Retour à l’enracinement originel de la parole dans le monde muet

Face à la nécessité de repenser encore une fois la parole poétique, la réaction de Ponge est de s’enraciner dans ce qui lui a donné initialement accès à la parole, c’est-à-dire la considération du « monde muet », seul repère sûr à ses yeux. Il s’agit du même processus que celui qui, chaque fois qu’il est en difficulté pour rendre compte d’un objet, le fait se retourner, pour s’y fortifier, vers l’« émotion initiale », seule porteuse du véritable sens du projet. Il s’enracine donc dans le terreau du monde et des émotions qu’il lui procure ; dans ce qui, toujours, lui a donné le sentiment d’une légitimité, et même d’une nécessité à prendre la parole. Oui, c’est bien du monde muet qu’il tient la parole, et il le réaffirme hautement.

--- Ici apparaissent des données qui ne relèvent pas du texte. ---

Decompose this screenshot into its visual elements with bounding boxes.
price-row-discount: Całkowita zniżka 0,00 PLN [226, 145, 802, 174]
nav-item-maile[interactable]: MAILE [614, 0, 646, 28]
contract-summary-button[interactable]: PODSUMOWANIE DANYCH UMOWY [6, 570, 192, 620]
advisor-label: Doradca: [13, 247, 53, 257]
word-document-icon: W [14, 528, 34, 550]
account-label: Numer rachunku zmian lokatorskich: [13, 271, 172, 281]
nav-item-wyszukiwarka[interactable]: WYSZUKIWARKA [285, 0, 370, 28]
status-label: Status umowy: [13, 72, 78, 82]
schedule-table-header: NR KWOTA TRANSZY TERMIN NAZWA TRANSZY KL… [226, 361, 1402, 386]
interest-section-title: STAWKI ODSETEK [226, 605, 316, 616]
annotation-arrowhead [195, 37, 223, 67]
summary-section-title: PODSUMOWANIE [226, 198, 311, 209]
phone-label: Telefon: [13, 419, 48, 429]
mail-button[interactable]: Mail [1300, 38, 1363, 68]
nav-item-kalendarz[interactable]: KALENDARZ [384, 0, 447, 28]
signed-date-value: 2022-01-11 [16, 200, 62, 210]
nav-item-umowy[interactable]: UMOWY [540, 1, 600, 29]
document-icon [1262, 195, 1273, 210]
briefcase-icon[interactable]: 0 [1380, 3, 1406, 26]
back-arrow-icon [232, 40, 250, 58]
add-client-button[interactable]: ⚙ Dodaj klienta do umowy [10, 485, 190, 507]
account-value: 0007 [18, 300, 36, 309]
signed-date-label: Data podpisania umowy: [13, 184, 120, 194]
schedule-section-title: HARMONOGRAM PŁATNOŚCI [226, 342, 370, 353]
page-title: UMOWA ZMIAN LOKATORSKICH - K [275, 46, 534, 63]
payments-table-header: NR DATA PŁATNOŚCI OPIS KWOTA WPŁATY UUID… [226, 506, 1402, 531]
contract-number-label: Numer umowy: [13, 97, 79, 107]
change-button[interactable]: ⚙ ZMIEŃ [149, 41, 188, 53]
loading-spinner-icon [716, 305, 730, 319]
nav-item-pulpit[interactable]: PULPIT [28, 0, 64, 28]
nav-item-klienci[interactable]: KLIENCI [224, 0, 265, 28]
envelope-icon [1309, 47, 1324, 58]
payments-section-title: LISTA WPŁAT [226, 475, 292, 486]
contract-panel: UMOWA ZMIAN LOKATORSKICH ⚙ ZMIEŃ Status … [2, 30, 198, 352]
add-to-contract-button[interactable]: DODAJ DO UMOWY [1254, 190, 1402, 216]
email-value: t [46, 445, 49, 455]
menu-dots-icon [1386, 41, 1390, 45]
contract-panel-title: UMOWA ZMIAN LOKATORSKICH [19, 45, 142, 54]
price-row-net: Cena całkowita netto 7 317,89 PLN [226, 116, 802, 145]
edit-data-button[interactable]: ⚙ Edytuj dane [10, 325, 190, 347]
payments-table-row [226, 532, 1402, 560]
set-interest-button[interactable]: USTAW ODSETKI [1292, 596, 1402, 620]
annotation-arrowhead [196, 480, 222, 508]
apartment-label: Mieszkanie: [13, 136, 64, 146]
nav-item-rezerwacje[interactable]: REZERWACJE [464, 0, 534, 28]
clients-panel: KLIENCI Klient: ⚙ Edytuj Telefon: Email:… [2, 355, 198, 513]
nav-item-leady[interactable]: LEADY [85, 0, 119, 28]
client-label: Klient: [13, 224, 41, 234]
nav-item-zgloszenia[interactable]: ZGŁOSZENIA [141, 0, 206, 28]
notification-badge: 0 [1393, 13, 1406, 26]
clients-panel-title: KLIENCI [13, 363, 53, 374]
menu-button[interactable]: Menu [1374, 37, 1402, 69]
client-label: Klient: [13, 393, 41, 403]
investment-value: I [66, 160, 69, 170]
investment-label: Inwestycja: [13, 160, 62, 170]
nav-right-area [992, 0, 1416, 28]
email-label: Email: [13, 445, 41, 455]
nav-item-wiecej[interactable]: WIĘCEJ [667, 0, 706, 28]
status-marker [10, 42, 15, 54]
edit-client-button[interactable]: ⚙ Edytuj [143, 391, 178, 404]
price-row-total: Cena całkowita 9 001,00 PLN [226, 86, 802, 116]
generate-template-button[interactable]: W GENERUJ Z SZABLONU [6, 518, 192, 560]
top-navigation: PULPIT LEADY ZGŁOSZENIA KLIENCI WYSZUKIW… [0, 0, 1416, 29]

Ce retour à l’origine, cette déclaration de fidélité à la patrie originelle de la parole l’amènent du reste à réactualiser une très ancienne formule, celle par laquelle Groethuysen définissait, en 1927, le projet de son œuvre commençante : « Une parole est née dans le monde muet »640 (PM, II, 111). Réaffirmer ce projet, c’est reproduire le choix initial qui a permis de « prendre la parole » et de déjouer le piège de l’aphasie. Du reste ce choix est, comme à l’origine, soutenu par un sentiment salvateur de colère : « Nous profiterons de notre colère (…) pour trouver le ton nécessaire à prendre la parole et à la garder » (ibid., 21), déclare Ponge au seuil du Malherbe. Mais la grande différence est qu’il ne s’accompagne plus de la même impatience, de la même urgence. La stratégie de Ponge prend désormais en compte le temps : s’il faut symboliquement vivre un passage par la mort, par un enfouissement volontaire dans les profondeurs de la terre, la prise de parole, différée, n’en sera que plus efficace, ayant réuni les conditions de sa « renaissance ». L’affirmation du monde muet comme seule patrie est en parfaite cohérence avec l’impératif « mourir et renaître » formulé dans « Joca Seria ». Simultanément elle sous-entend l’inexistence de toute autre patrie d’où l’auteur tiendrait la parole (ou dont il accepterait la parole qu’elle lui donnerait).

Notes
640.

B. Groethuysen avait employé cette expression dans son article « Douze petits écrits, par Francis Ponge », N.R.F. n° 163, avril 1927, p. 545.